Color Tints and Shades Generator
FreeGenerate a complete tint and shade scale from any color. Get a 10-step scale from near-white to near-black. Free, browser-based.
What's next
Settings guide
Standard 10-step scale mapping:
| Step | Lightness (approx) | Use case |
|---|---|---|
| 50 | 97% | Page backgrounds, subtle tints |
| 100 | 94% | Card backgrounds, hover surfaces |
| 200 | 86% | Borders, dividers |
| 300 | 73% | Disabled states, placeholders |
| 400 | 61% | Secondary icons, muted text |
| 500 | 50% | Base color — most vivid |
| 600 | 42% | Hover states for buttons |
| 700 | 35% | Active/pressed states |
| 800 | 28% | Dark text on light backgrounds |
| 900 | 21% | Headings, high-contrast text |
| 950 | 14% | Near-black — dark theme bases |
When to adjust saturation alongside lightness:
- ·Very light tints (L:90%+) often look muddy if S stays high — drop S slightly
- ·Very dark shades (L:15%–) can look muddy — keep S higher to maintain color identity
- ·Tailwind's scales adjust saturation at the extremes for this reason
Format comparison
HSL lightness steps vs perceptual uniformity: Equal HSL lightness steps are not perceptually equal — the human eye perceives lightness non-linearly and differently across hues. A yellow at L:50% appears much lighter than a blue at L:50%. For design systems where perceptual uniformity matters, OKLCH provides more consistent-looking steps. For most practical work, HSL-based scales are sufficient.

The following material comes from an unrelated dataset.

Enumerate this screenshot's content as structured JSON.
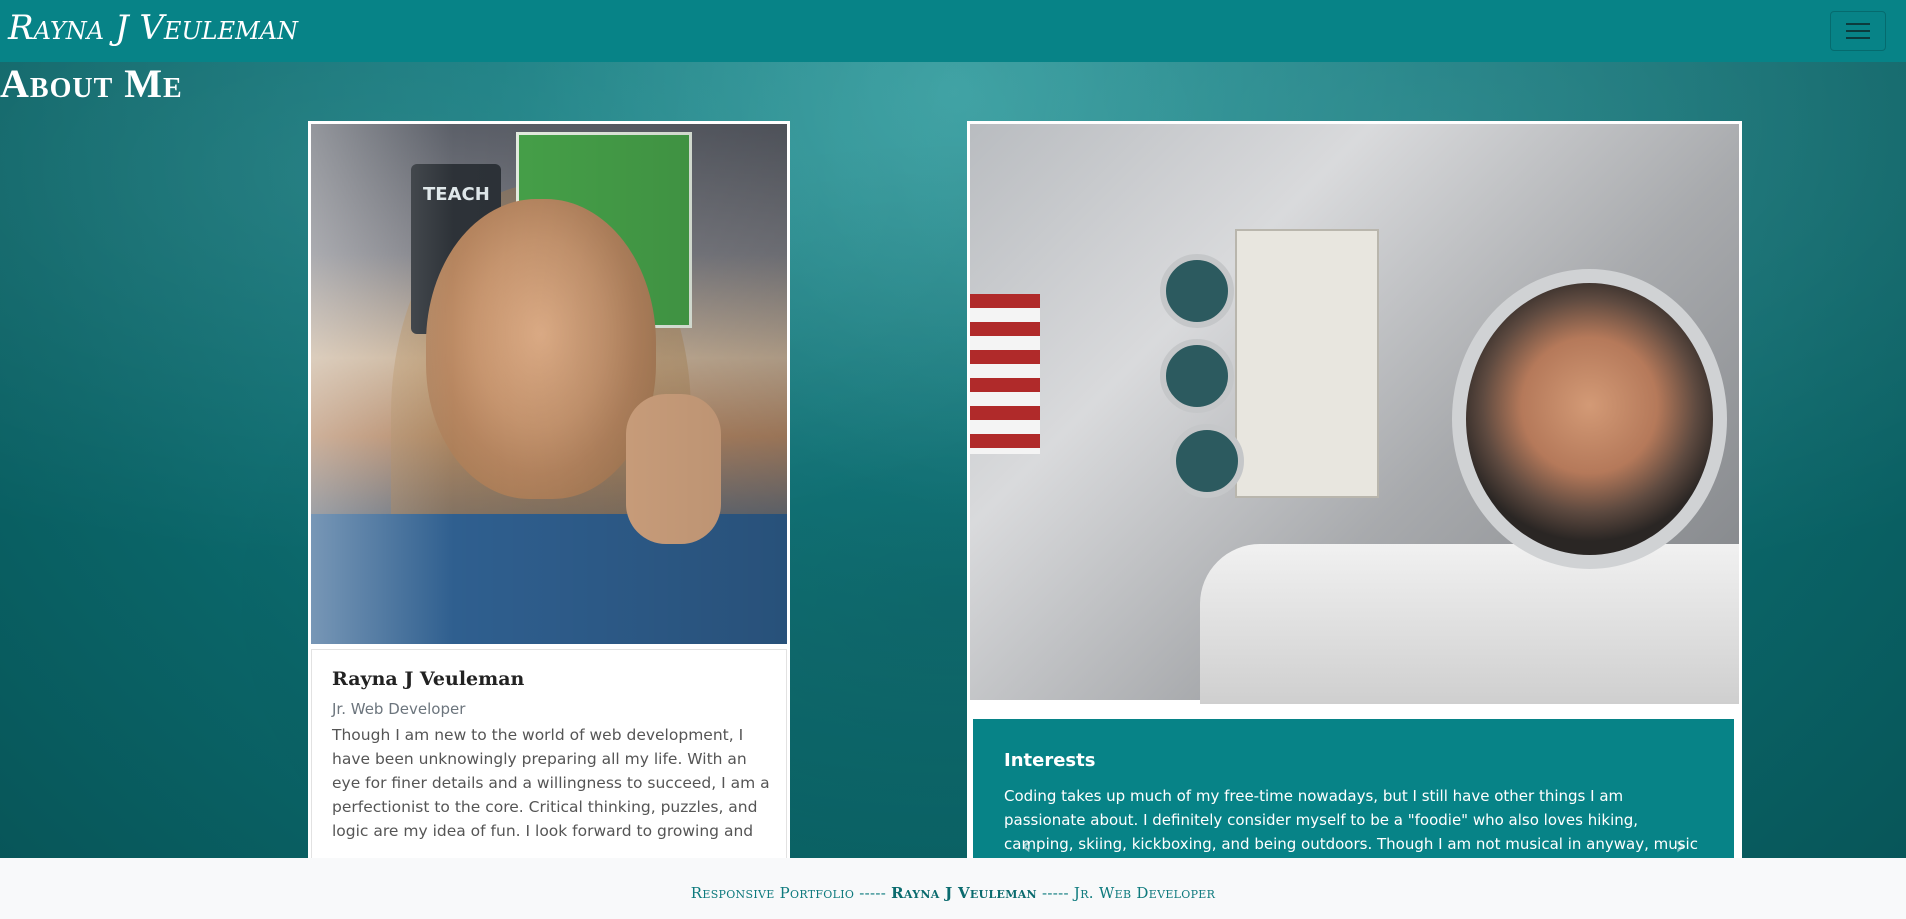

10-step vs custom step count: 10 steps gives you enough granularity to cover all practical use cases (backgrounds, borders, hover, active, text). More steps increase precision but complicate the design system. Fewer steps force you to reuse the same shade for multiple semantic meanings, creating visual confusion.

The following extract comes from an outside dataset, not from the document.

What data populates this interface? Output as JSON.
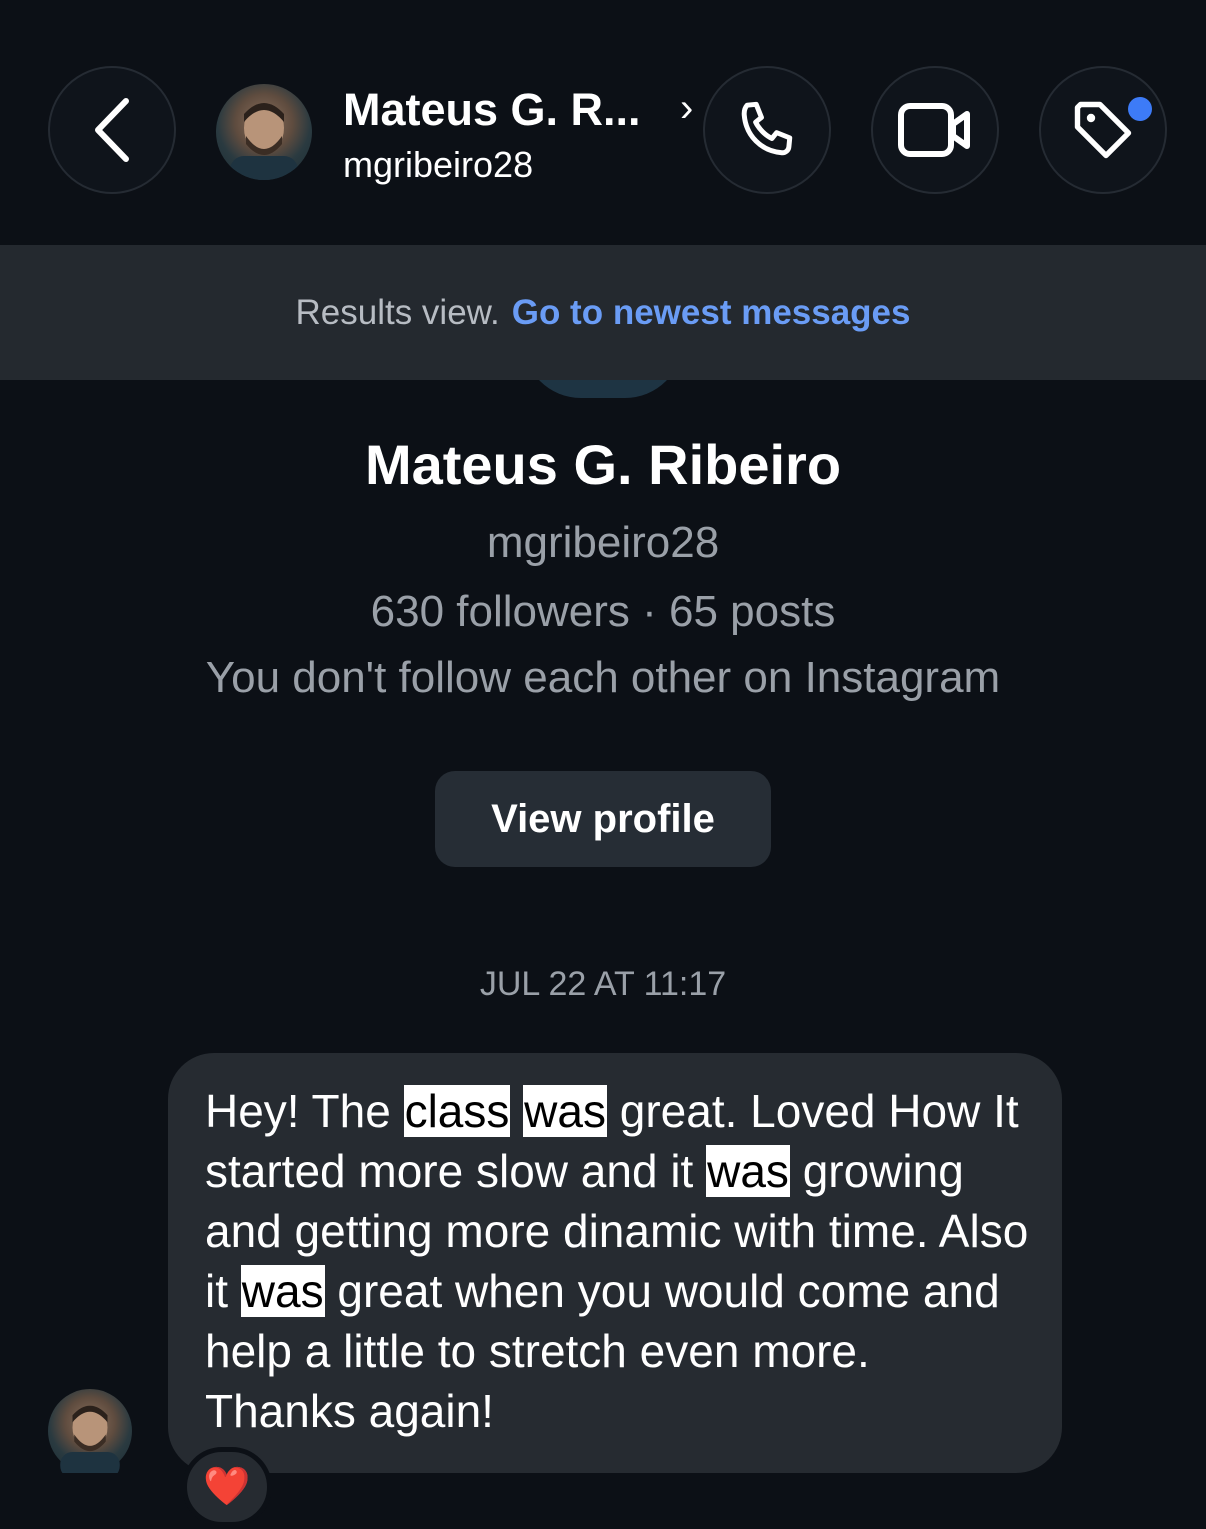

Tint/shade vs monochromatic palette: A tint/shade scale is one input to a design system. A monochromatic palette is a design choice to use only one hue throughout the interface, relying on this scale for all variety. Not all design systems are monochromatic — many use 2–3 hues with scales for each.
How it works
Enter base color
Input your brand or primary color in any format.
Choose steps
Select the number of steps (default 10) and lightness distribution.
Export
Copy the full scale as HEX codes, CSS custom properties, or a Tailwind config object.
About this format
A tint is a color mixed with white — it moves the color toward lighter pastel territory. A shade is a color mixed with black — it moves the color toward deeper, darker territory. Together, a systematic tint/shade scale gives you the full lightness range of any base color: from the palest tint usable as a background to the deepest shade usable as dark text on a light surface.
This is the foundation of every modern design system's color scale. Tailwind CSS generates a 10-step scale (50, 100, 200, 300, 400, 500, 600, 700, 800, 900, 950) for each of its named colors. Material Design generates a similar scale. The reason: a single hex value is not enough to build an interface — you need lighter variants for hover states, subtle backgrounds, and borders, and darker variants for pressed states, text, and depth.
In HSL, generating a tint/shade scale is straightforward: keep the hue and saturation constant, step the lightness from near-100% (tint) to near-0% (shade) in equal increments. The result is a perceptually consistent scale where adjacent steps look related and steps at opposite ends still share the same color identity.